As Iceland prepares to release its last set of separate interim results on Tuesday, observers will be more interested in the accompanying progress report about its merger with Booker.
"Investors just want to hear some reassuring noises about the Booker deal," observed one source. "These are pre-Booker results so it's difficult to see how they are going to excite the market. The combined results [published in March 2001] are far more significant."
Most commentators predict the frozen food giant is on track for solid 5% or 6% like for like sales growth and pretax profits of around £32m for the six months ending June 30.
And early fears that Booker would drag the plucky retailer down were dismissed.
"We thought the deal was a good one from the beginning," said one source, predicting "moderate growth" at Iceland for the first half.
Iceland shares are recovering nicely after the initial panic when the merger was first announced.

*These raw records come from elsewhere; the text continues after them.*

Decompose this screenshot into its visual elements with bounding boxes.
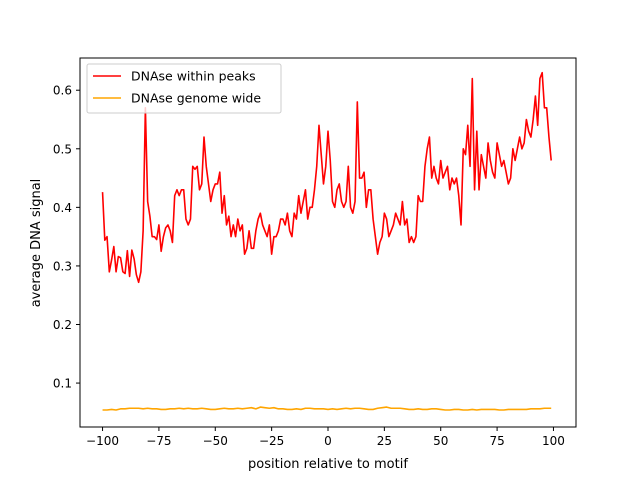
y-tick-label: 0.4	[53, 201, 72, 215]
x-axis-label: position relative to motif	[248, 457, 408, 472]
x-tick-label: 0	[324, 434, 332, 448]
x-tick-label: 100	[542, 434, 565, 448]
y-tick-label: 0.2	[53, 318, 72, 332]
y-tick-label: 0.6	[53, 84, 72, 98]
legend: DNAse within peaks DNAse genome wide	[86, 63, 282, 114]
x-tick-label: 75	[489, 434, 504, 448]
x-tick-label: 50	[433, 434, 448, 448]
x-tick-label: −50	[203, 434, 228, 448]
y-tick-label: 0.5	[53, 142, 72, 156]
y-tick-label: 0.3	[53, 259, 72, 273]
y-axis-label: average DNA signal	[29, 179, 44, 308]
series-layer	[101, 71, 552, 411]
x-tick-label: −75	[146, 434, 171, 448]
y-axis: 0.1 0.2 0.3 0.4 0.5 0.6	[53, 84, 80, 391]
legend-box	[86, 63, 282, 114]
x-tick-label: 25	[377, 434, 392, 448]
x-axis: −100 −75 −50 −25 0 25 50 75 100	[86, 427, 565, 448]
legend-label-within-peaks: DNAse within peaks	[131, 69, 256, 84]
x-tick-label: −100	[86, 434, 119, 448]
x-tick-label: −25	[259, 434, 284, 448]
y-tick-label: 0.1	[53, 377, 72, 391]
series-line-within-peaks	[101, 71, 552, 284]
legend-label-genome-wide: DNAse genome wide	[131, 91, 261, 106]
series-line-genome-wide	[102, 406, 552, 411]
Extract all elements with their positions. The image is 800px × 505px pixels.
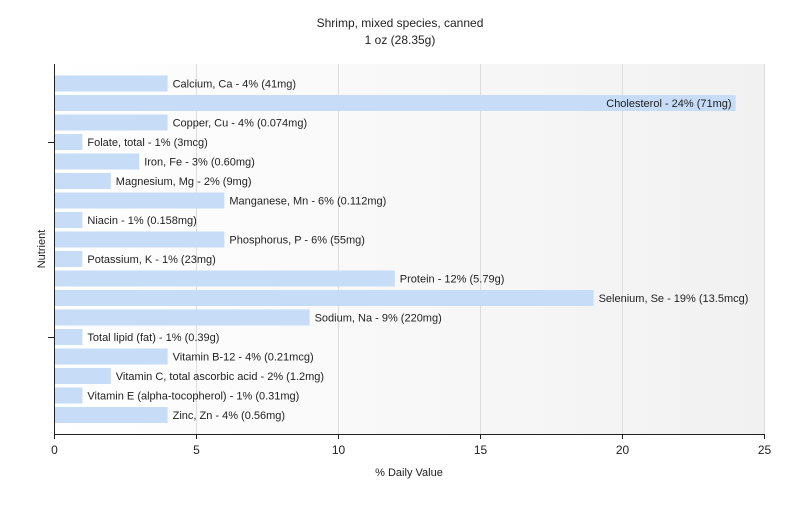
x-axis-ticks: 0 5 10 15 20 25 [51, 434, 771, 457]
data-label: Sodium, Na - 9% (220mg) [315, 313, 442, 325]
bars [55, 75, 736, 423]
data-label: Magnesium, Mg - 2% (9mg) [116, 176, 252, 188]
x-tick-label: 0 [51, 443, 58, 457]
axes [48, 64, 764, 435]
chart-title: Shrimp, mixed species, canned [317, 16, 484, 30]
x-axis-title: % Daily Value [375, 467, 443, 479]
data-label: Vitamin C, total ascorbic acid - 2% (1.2… [116, 371, 324, 383]
bar [55, 173, 111, 189]
bar [55, 231, 225, 248]
data-label: Potassium, K - 1% (23mg) [87, 254, 215, 266]
bar [55, 75, 168, 92]
x-tick-label: 15 [474, 443, 488, 457]
data-label: Cholesterol - 24% (71mg) [606, 98, 731, 110]
data-label: Protein - 12% (5.79g) [400, 274, 505, 286]
data-label: Manganese, Mn - 6% (0.112mg) [229, 196, 386, 208]
bar [55, 348, 168, 365]
chart-subtitle: 1 oz (28.35g) [365, 33, 436, 47]
plot-area [54, 64, 764, 434]
x-tick-label: 5 [193, 443, 200, 457]
bar [55, 134, 83, 150]
data-label: Folate, total - 1% (3mcg) [87, 137, 207, 149]
data-label: Zinc, Zn - 4% (0.56mg) [173, 410, 285, 422]
x-tick-label: 10 [332, 443, 346, 457]
bar [55, 270, 395, 287]
gridlines [196, 64, 765, 434]
bar [55, 192, 225, 209]
data-label: Phosphorus, P - 6% (55mg) [229, 235, 365, 247]
x-tick-label: 25 [758, 443, 772, 457]
bar [55, 387, 83, 404]
data-label: Copper, Cu - 4% (0.074mg) [173, 118, 308, 130]
bar [55, 309, 310, 326]
bar [55, 212, 83, 228]
bar [55, 290, 594, 306]
bar [55, 251, 83, 267]
bar-labels: Calcium, Ca - 4% (41mg) Cholesterol - 24%… [87, 79, 748, 423]
bar [55, 95, 736, 111]
bar [55, 368, 111, 384]
y-axis-title: Nutrient [36, 230, 48, 269]
data-label: Niacin - 1% (0.158mg) [87, 215, 196, 227]
data-label: Selenium, Se - 19% (13.5mcg) [599, 293, 749, 305]
bar [55, 114, 168, 131]
bar [55, 407, 168, 423]
x-tick-label: 20 [616, 443, 630, 457]
data-label: Vitamin B-12 - 4% (0.21mcg) [173, 352, 314, 364]
bar [55, 329, 83, 345]
data-label: Total lipid (fat) - 1% (0.39g) [87, 332, 219, 344]
data-label: Iron, Fe - 3% (0.60mg) [144, 157, 255, 169]
data-label: Vitamin E (alpha-tocopherol) - 1% (0.31m… [87, 391, 299, 403]
bar [55, 153, 140, 170]
data-label: Calcium, Ca - 4% (41mg) [173, 79, 296, 91]
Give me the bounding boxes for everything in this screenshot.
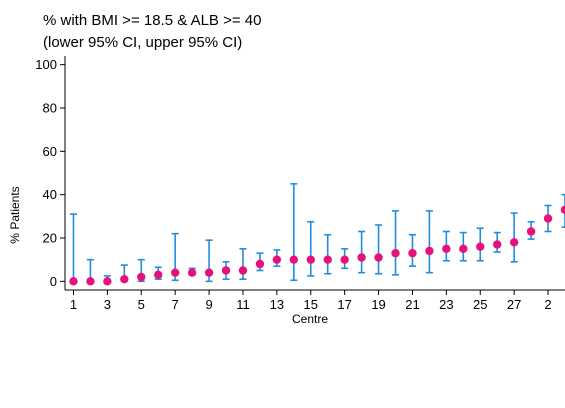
x-tick-label: 5 — [138, 297, 145, 312]
x-tick-label: 25 — [473, 297, 487, 312]
x-tick-label: 9 — [205, 297, 212, 312]
y-tick-label: 100 — [35, 57, 57, 72]
x-axis-label: Centre — [292, 312, 328, 326]
y-tick-label: 80 — [43, 101, 57, 116]
x-tick-label: 13 — [270, 297, 284, 312]
data-point — [238, 266, 248, 275]
data-point — [154, 270, 163, 280]
data-point — [272, 255, 282, 264]
data-point — [204, 268, 214, 277]
data-point — [374, 253, 383, 262]
data-point — [289, 255, 299, 264]
data-point — [137, 272, 146, 282]
data-point — [170, 268, 180, 277]
data-point — [476, 242, 485, 251]
x-tick-label: 17 — [337, 297, 351, 312]
data-point — [408, 248, 417, 258]
data-point — [509, 238, 519, 247]
data-point — [526, 227, 536, 236]
data-point — [493, 240, 502, 249]
y-tick-label: 0 — [50, 274, 57, 289]
x-tick-label: 1 — [70, 297, 77, 312]
x-tick-label: 15 — [304, 297, 318, 312]
y-tick-label: 60 — [43, 144, 57, 159]
x-tick-label: 2 — [544, 297, 551, 312]
x-tick-label: 7 — [172, 297, 179, 312]
y-tick-label: 20 — [43, 231, 57, 246]
data-point — [120, 274, 129, 284]
data-point — [459, 244, 468, 254]
data-point — [442, 244, 451, 254]
data-point — [391, 248, 400, 258]
x-tick-label: 27 — [507, 297, 521, 312]
y-tick-label: 40 — [43, 187, 57, 202]
data-point — [357, 253, 366, 262]
x-tick-label: 19 — [371, 297, 385, 312]
x-tick-label: 23 — [439, 297, 453, 312]
y-axis-label: % Patients — [8, 186, 22, 243]
data-point — [306, 255, 315, 264]
data-point — [560, 205, 565, 215]
chart-title: % with BMI >= 18.5 & ALB >= 40 — [43, 12, 261, 29]
data-point — [187, 268, 197, 277]
data-point — [425, 246, 434, 256]
data-point — [543, 214, 553, 223]
x-tick-label: 3 — [104, 297, 111, 312]
chart-subtitle: (lower 95% CI, upper 95% CI) — [43, 34, 242, 51]
x-tick-label: 11 — [236, 297, 250, 312]
data-point — [69, 277, 78, 286]
data-point — [103, 277, 112, 286]
x-tick-label: 21 — [405, 297, 419, 312]
data-point — [255, 259, 265, 269]
data-point — [221, 266, 231, 275]
data-point — [86, 277, 95, 286]
data-point — [340, 255, 349, 264]
data-point — [323, 255, 332, 264]
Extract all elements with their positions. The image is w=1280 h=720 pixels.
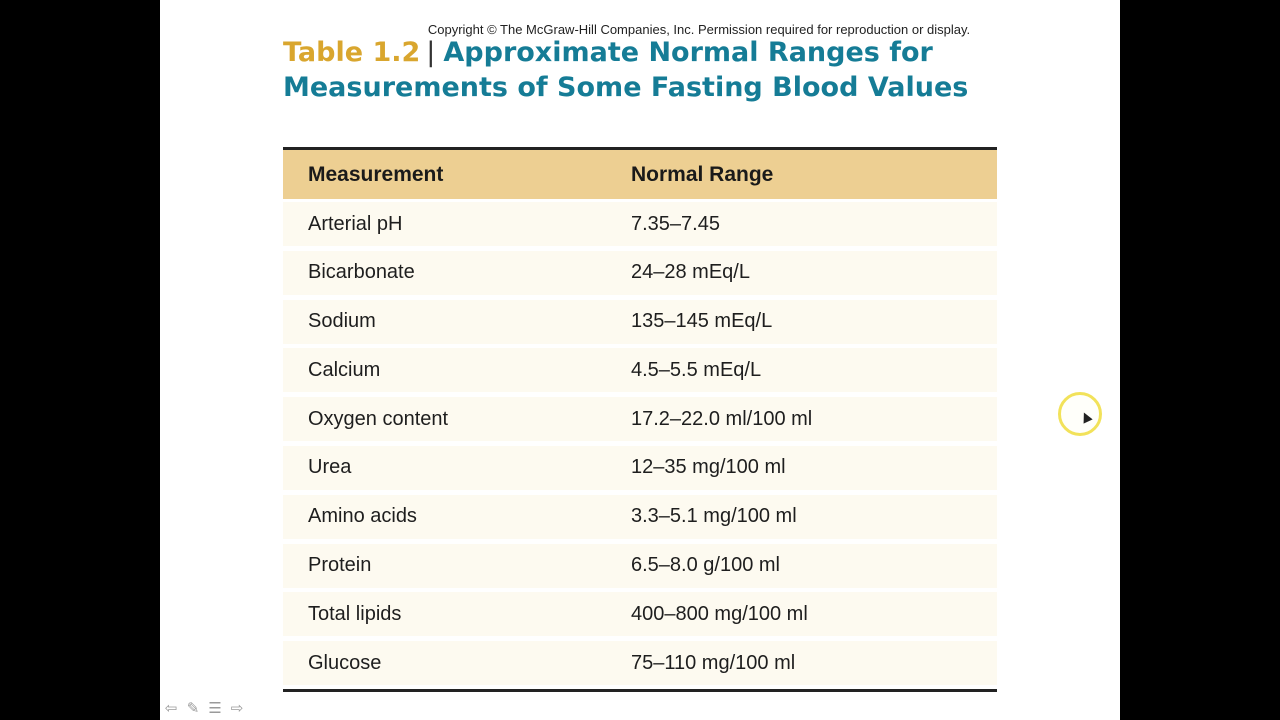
- normal-range-cell: 75–110 mg/100 ml: [631, 651, 796, 674]
- table-row: Amino acids 3.3–5.1 mg/100 ml: [283, 494, 997, 539]
- table-number: Table 1.2: [283, 37, 421, 68]
- title-divider: |: [426, 37, 436, 68]
- table-row: Protein 6.5–8.0 g/100 ml: [283, 543, 997, 588]
- table-bottom-rule: [283, 689, 997, 693]
- cursor-highlight: [1058, 392, 1102, 436]
- measurement-cell: Urea: [308, 456, 352, 479]
- arrow-left-icon[interactable]: ⇦: [164, 700, 178, 717]
- measurement-cell: Calcium: [308, 358, 381, 381]
- table-header: Measurement Normal Range: [283, 150, 997, 199]
- table-row: Total lipids 400–800 mg/100 ml: [283, 592, 997, 637]
- table-row: Glucose 75–110 mg/100 ml: [283, 641, 997, 686]
- normal-range-cell: 135–145 mEq/L: [631, 310, 773, 333]
- measurement-cell: Protein: [308, 554, 372, 577]
- table-row: Urea 12–35 mg/100 ml: [283, 445, 997, 490]
- measurement-cell: Sodium: [308, 310, 376, 333]
- normal-range-cell: 3.3–5.1 mg/100 ml: [631, 505, 797, 528]
- normal-range-cell: 4.5–5.5 mEq/L: [631, 358, 762, 381]
- normal-range-cell: 24–28 mEq/L: [631, 261, 750, 284]
- table-row: Bicarbonate 24–28 mEq/L: [283, 250, 997, 295]
- table-row: Calcium 4.5–5.5 mEq/L: [283, 348, 997, 393]
- slide: Copyright © The McGraw-Hill Companies, I…: [160, 0, 1120, 720]
- measurement-cell: Oxygen content: [308, 407, 449, 430]
- measurement-cell: Bicarbonate: [308, 261, 415, 284]
- pen-icon[interactable]: ✎: [186, 700, 200, 717]
- normal-range-cell: 400–800 mg/100 ml: [631, 602, 808, 625]
- menu-icon[interactable]: ☰: [208, 700, 222, 717]
- normal-range-cell: 7.35–7.45: [631, 212, 720, 235]
- table-row: Arterial pH 7.35–7.45: [283, 202, 997, 246]
- measurement-cell: Amino acids: [308, 505, 417, 528]
- header-normal-range: Normal Range: [631, 162, 774, 186]
- normal-range-cell: 17.2–22.0 ml/100 ml: [631, 407, 813, 430]
- table-body: Arterial pH 7.35–7.45 Bicarbonate 24–28 mEq…: [283, 199, 997, 689]
- normal-range-cell: 6.5–8.0 g/100 ml: [631, 554, 780, 577]
- measurement-cell: Total lipids: [308, 602, 402, 625]
- measurement-cell: Glucose: [308, 651, 382, 674]
- table-title: Approximate Normal Ranges for Measuremen…: [283, 37, 969, 103]
- table-row: Sodium 135–145 mEq/L: [283, 299, 997, 344]
- table-row: Oxygen content 17.2–22.0 ml/100 ml: [283, 397, 997, 442]
- arrow-right-icon[interactable]: ⇨: [230, 700, 244, 717]
- normal-range-cell: 12–35 mg/100 ml: [631, 456, 786, 479]
- slide-nav: ⇦ ✎ ☰ ⇨: [162, 701, 246, 717]
- header-measurement: Measurement: [308, 162, 444, 186]
- table-top-rule: [283, 147, 997, 150]
- slide-title: Table 1.2 | Approximate Normal Ranges for …: [283, 35, 1003, 105]
- ranges-table: Measurement Normal Range Arterial pH 7.35…: [283, 147, 997, 693]
- copyright-notice: Copyright © The McGraw-Hill Companies, I…: [427, 22, 971, 37]
- measurement-cell: Arterial pH: [308, 212, 403, 235]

But there are still some lingering anxieties concerning management changes.
Malcolm Walker's decision to take a back seat to Stuart Rose is sure to have an impact, said one analyst. "Malcolm is so instrumental to Iceland, it'll be a different business without him."
Another insisted Walker had "always been an ideas man anyway" and had built up a strong management team. Besides, he added, "I can't see him disappearing completely."
There is a general consensus the proposed figure of £50m in trading synergies between the two parties is a "fair" assessment.
And Iceland has worked hard to differentiate itself in a competitive market and continues to outperform its rivals, said one industry source, concluding: "It might even surprise us."